The cat crouched before it, purring and lapping at the same time.

He cooked his egg and ate it with a slice of bread, watching her busy with the shredded meat, and when he had finished, and had filled and emptied a cup of water from the bucket in the sink, he sat down, taking her into his lap, where she at once curled up and began her toilet. He began to speak again, touching her caressingly at times by way of emphasis.

“Cat, I have found out where your mistress lives. It is not very far away;—it is here, under this same leaky roof, but in the north wing which I had supposed was uninhabited. My janitor tells me this. By chance, he is almost sober this evening. The butcher on the rue de Seine, where I bought your meat, knows you, and old Cabane the baker identified you with needless sarcasm. They tell me hard tales of your mistress which I shall not believe. They say she is idle and vain and pleasure-loving; they say she is hare-brained and reckless. The little sculptor on the ground floor, who was buying rolls from old Cabane, spoke to me to-night for the first time, although we have always bowed to each other. He said she was very good and very beautiful. He has only seen her once, and does not know her name. I thanked him;—I don’t know why I thanked him so warmly. Cabane said, ‘Into this cursed Street of the Four Winds, the four winds blow all things evil.’ The sculptor looked confused, but when he went out with his rolls, he said to me, ‘I am sure, Monsieur, that she is as good as she is beautiful.'”

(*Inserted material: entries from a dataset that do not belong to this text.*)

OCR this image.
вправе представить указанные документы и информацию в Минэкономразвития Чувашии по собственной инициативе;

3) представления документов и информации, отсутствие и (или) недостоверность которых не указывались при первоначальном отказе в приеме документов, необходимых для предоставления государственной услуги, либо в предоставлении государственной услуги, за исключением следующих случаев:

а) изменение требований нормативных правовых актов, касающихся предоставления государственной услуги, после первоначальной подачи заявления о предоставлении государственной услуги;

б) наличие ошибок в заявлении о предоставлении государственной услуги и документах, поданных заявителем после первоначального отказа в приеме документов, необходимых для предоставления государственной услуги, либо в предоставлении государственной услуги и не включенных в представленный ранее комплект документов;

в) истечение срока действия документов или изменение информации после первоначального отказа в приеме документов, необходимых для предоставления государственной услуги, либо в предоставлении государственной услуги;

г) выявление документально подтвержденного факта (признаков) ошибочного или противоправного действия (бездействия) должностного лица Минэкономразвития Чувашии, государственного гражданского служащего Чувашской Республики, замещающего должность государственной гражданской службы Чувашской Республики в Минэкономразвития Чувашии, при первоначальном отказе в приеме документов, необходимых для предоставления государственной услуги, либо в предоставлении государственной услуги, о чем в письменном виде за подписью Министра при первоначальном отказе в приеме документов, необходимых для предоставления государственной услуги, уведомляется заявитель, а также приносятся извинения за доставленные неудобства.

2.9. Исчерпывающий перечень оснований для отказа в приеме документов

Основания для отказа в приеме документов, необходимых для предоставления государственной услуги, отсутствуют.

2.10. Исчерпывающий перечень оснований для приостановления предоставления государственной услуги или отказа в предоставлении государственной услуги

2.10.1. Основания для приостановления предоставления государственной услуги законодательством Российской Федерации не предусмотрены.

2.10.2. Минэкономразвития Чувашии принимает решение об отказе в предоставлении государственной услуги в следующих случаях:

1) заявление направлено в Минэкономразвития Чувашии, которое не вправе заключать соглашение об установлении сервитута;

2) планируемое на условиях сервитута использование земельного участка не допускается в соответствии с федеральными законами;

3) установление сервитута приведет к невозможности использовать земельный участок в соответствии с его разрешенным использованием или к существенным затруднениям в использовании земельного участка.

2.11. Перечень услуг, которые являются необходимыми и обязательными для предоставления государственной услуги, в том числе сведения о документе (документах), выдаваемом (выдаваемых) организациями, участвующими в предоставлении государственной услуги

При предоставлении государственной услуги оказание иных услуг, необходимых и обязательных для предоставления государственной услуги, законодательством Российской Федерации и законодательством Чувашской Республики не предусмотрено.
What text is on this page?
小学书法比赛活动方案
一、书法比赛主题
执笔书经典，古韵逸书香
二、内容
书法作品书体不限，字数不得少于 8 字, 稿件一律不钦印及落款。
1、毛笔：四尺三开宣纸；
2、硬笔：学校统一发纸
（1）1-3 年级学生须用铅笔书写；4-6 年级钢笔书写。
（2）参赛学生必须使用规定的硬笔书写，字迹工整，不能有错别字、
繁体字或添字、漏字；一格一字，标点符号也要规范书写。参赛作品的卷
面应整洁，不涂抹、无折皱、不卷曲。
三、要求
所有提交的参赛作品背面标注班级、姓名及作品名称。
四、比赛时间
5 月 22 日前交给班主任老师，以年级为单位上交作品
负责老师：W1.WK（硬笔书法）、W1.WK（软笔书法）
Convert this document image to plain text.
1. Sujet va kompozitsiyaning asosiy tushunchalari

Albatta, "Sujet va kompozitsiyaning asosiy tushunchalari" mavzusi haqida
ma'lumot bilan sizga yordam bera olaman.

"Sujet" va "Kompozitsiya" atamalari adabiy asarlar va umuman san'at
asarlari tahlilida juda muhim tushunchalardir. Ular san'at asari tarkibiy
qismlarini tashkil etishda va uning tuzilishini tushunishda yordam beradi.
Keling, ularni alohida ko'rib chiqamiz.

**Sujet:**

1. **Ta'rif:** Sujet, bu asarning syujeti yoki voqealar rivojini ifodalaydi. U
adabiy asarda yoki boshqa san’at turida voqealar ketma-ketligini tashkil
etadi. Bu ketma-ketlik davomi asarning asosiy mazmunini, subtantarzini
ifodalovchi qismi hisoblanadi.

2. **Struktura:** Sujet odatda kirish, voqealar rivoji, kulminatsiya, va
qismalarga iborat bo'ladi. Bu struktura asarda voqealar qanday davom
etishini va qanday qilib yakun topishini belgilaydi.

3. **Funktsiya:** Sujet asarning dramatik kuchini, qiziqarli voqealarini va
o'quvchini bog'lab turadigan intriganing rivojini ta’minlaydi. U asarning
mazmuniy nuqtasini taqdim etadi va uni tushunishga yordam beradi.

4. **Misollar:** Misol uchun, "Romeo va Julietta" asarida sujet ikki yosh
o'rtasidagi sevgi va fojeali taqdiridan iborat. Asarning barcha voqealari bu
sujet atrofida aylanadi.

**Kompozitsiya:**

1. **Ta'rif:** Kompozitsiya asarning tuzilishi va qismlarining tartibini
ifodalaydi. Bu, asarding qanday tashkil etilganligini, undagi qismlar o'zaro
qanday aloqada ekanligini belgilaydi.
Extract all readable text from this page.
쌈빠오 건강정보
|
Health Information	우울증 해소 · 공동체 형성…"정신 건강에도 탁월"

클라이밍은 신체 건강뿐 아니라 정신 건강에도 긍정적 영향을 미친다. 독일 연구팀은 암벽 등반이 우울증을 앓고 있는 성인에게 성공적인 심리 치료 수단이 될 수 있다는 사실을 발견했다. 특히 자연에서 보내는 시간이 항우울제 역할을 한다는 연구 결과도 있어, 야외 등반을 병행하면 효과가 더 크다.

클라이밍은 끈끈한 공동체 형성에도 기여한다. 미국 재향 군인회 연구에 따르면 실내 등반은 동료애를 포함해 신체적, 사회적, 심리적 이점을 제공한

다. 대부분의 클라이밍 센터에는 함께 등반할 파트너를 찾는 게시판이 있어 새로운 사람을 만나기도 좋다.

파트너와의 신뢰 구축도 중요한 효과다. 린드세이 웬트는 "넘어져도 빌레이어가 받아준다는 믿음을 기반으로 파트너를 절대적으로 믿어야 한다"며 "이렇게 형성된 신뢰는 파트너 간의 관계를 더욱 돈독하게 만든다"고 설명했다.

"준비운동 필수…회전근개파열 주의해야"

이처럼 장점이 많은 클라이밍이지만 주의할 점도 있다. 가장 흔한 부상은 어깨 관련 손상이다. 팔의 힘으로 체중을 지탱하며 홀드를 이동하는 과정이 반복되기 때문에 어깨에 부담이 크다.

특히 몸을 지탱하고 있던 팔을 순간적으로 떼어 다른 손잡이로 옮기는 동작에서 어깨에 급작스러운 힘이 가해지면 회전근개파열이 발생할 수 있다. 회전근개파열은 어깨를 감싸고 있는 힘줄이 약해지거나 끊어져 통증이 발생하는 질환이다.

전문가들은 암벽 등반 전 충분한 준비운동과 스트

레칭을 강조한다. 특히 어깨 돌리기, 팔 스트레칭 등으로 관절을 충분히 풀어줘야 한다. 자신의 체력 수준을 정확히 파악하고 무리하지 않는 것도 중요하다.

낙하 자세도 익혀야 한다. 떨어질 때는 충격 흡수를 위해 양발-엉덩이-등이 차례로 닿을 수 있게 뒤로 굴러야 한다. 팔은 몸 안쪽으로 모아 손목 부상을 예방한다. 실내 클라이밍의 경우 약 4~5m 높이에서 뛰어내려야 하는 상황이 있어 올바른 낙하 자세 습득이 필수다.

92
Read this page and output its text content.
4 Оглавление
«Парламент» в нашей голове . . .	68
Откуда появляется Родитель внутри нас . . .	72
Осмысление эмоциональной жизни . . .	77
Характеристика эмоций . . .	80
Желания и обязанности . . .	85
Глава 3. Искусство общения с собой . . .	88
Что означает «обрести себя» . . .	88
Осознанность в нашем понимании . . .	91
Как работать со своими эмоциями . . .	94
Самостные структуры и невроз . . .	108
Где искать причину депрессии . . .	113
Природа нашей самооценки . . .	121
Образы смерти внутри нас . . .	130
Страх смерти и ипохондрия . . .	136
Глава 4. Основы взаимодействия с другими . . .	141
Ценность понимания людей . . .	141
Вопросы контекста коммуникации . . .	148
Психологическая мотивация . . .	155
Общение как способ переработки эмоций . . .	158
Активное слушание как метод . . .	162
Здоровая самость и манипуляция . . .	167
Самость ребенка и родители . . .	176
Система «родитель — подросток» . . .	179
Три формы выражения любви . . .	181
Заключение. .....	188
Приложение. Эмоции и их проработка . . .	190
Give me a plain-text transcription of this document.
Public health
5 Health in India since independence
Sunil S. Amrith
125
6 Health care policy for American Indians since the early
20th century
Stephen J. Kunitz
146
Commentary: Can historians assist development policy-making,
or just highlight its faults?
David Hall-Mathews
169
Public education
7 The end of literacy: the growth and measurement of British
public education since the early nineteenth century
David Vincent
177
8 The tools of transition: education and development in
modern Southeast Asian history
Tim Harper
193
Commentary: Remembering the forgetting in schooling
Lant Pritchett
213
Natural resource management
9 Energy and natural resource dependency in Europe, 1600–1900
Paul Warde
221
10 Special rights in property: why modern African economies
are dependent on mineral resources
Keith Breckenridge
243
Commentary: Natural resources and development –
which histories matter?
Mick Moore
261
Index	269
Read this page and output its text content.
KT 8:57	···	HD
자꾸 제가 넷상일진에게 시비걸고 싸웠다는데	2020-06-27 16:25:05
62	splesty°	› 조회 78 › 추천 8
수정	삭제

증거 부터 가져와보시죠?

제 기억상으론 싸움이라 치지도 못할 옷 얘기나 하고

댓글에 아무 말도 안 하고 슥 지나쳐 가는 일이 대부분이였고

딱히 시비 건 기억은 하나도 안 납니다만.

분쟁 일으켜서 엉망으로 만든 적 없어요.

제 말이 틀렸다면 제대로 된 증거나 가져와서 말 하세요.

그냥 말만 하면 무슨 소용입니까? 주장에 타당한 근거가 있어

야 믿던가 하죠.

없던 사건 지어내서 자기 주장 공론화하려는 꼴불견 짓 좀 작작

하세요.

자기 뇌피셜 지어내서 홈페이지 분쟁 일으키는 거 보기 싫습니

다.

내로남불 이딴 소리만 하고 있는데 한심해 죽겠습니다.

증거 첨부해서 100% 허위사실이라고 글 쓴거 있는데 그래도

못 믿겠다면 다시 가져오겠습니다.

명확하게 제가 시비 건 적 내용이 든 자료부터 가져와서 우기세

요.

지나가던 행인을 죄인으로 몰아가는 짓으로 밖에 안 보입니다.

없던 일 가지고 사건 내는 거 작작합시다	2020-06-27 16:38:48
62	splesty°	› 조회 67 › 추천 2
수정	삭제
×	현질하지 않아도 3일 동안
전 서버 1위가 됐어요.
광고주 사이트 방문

The cat had finished her toilet, and now, springing softly to the floor, went to the door and sniffed. He knelt beside her, and unclasping the garter held it for a moment in his hands. After a while he said: “There is a name engraved upon the silver clasp beneath the buckle. It is a pretty name, Sylvia Elven. Sylvia is a woman’s name, Elven is the name of a town. In Paris, in this quarter, above all, in this Street of the Four Winds, names are worn and put away as the fashions change with the seasons. I know the little town of Elven, for there I met Fate face to face and Fate was unkind. But do you know that in Elven Fate had another name, and that name was Sylvia?”

He replaced the garter and stood up looking down at the cat crouched before the closed door.

“The name of Elven has a charm for me. It tells me of meadows and clear rivers. The name of Sylvia troubles me like perfume from dead flowers.”

The cat mewed.

“Yes, yes,” he said soothingly, “I will take you back. Your Sylvia is not my Sylvia; the world is wide and Elven is not unknown. Yet in the darkness and filth of poorer Paris, in the sad shadows of this ancient house, these names are very pleasant to me.”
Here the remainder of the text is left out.